A client with a spinal cord injury is at risk of developing footdrop. What intervention should the nurse use as a preventive measure?
- A. Mole skin-lined heel protectors
- B. Regular use of posterior splints
- C. Application of pneumatic boots
- D. Avoiding dorsal flexion of the foot
Correct Answer: B
Rationale: The effective means of preventing footdrop (plantar flexion) is the use of posterior splints or high-top sneakers. Dorsal flexing of the foot would help to counteract the effects of footdrop. Heel protectors protect the skin but do not prevent footdrop. Pneumatic boots prevent deep vein thrombosis but not footdrop.

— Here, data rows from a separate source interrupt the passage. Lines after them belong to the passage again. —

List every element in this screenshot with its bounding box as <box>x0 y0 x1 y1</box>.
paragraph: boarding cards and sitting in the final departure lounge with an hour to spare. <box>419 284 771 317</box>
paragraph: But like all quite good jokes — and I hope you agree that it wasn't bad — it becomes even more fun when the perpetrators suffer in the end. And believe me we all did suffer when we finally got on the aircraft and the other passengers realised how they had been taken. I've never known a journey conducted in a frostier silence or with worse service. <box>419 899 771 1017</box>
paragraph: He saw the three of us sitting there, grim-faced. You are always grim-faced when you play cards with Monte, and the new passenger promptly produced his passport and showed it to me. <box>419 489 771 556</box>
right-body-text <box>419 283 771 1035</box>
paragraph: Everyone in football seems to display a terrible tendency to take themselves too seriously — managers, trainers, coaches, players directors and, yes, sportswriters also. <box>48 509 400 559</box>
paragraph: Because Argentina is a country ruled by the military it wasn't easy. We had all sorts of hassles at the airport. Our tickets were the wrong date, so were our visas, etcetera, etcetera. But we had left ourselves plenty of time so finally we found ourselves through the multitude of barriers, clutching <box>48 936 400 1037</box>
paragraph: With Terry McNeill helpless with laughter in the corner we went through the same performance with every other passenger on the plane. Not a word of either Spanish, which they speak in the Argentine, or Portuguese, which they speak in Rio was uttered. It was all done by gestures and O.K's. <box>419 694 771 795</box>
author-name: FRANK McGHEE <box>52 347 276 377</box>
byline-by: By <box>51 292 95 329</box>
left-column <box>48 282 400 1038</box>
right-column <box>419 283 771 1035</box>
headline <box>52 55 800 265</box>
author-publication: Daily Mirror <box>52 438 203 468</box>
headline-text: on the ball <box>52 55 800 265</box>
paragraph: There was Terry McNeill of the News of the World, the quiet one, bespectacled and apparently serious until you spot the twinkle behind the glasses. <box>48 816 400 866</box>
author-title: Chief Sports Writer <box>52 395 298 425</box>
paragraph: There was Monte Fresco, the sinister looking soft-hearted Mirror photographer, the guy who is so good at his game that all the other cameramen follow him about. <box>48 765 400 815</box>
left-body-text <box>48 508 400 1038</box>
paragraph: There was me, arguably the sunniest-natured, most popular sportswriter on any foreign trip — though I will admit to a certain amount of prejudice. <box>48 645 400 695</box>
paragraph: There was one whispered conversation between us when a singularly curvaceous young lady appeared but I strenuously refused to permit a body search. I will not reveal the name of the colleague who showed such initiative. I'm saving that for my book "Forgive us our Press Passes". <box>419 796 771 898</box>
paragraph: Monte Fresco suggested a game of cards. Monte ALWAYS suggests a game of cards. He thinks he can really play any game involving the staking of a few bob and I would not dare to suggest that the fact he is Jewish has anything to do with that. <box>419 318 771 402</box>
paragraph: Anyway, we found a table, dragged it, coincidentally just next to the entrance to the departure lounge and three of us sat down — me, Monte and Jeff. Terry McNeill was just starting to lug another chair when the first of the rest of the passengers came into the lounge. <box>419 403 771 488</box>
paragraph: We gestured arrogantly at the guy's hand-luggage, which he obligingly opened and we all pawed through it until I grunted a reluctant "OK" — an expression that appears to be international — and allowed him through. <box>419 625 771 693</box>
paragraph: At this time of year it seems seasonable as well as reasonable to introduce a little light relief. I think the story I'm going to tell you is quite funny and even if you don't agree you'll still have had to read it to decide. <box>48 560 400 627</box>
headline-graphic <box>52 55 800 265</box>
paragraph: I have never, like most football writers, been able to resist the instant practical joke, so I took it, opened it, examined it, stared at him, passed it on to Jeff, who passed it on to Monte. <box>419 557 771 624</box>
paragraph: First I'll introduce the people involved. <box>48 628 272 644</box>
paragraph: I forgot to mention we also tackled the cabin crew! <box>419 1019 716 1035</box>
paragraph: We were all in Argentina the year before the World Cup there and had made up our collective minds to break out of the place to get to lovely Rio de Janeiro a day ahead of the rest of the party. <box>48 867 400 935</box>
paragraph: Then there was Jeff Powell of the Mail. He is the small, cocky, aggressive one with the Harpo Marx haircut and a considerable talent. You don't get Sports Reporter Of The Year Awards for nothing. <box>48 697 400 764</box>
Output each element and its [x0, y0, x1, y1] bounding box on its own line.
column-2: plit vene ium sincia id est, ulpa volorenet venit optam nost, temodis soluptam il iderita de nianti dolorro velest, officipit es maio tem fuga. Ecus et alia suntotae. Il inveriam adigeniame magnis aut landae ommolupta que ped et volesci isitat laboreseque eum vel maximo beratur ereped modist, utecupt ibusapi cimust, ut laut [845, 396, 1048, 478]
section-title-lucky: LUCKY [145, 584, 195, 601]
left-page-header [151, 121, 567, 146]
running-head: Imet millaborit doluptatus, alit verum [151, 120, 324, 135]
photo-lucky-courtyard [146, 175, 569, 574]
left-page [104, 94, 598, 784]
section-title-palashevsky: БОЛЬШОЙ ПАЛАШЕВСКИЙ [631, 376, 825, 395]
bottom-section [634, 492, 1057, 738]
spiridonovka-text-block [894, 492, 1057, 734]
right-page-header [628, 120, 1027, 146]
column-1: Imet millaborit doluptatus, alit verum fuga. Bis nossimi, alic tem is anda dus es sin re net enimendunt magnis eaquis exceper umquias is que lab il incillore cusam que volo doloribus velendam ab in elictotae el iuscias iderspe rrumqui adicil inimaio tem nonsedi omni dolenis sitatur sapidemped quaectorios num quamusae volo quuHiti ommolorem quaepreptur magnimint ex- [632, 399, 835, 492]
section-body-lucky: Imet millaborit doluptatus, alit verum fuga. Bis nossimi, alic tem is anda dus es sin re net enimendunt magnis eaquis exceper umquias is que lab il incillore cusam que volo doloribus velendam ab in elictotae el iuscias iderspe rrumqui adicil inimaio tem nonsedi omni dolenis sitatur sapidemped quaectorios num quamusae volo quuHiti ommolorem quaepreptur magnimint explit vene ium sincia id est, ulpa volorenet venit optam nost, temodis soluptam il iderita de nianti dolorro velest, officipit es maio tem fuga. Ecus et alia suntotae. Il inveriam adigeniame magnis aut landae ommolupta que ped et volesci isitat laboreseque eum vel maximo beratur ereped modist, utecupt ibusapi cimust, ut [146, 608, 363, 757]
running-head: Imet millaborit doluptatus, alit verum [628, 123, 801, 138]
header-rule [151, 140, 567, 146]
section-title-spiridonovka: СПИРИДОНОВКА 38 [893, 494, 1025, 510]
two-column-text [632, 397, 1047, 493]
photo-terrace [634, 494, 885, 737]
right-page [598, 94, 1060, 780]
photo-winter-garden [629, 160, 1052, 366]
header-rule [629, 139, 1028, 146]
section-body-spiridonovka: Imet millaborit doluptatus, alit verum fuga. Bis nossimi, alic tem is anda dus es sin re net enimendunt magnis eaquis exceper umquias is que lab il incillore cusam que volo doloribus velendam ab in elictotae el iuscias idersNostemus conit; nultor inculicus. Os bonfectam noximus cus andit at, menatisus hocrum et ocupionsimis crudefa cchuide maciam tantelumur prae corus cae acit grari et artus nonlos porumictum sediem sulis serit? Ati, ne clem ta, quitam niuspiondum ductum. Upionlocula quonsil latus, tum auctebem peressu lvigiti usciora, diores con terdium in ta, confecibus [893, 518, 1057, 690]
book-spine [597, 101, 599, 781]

A client in labor has a diagnosis of sickle cell anemia. Which action will the nurse take to assist in preventing the client from experiencing a sickling crisis during labor?
- A. Being reassuring
- B. Administering oxygen
- C. Preventing bearing down
- D. Maintaining strict asepsis
Correct Answer: B
Rationale: During the labor process, the client with sickle cell anemia is at high risk for being unable to meet the oxygen demands of labor. Administering oxygen will prevent sickle cell crisis during labor. Intravenous (IV) fluid therapy will also reduce the risk of a sickle cell crisis.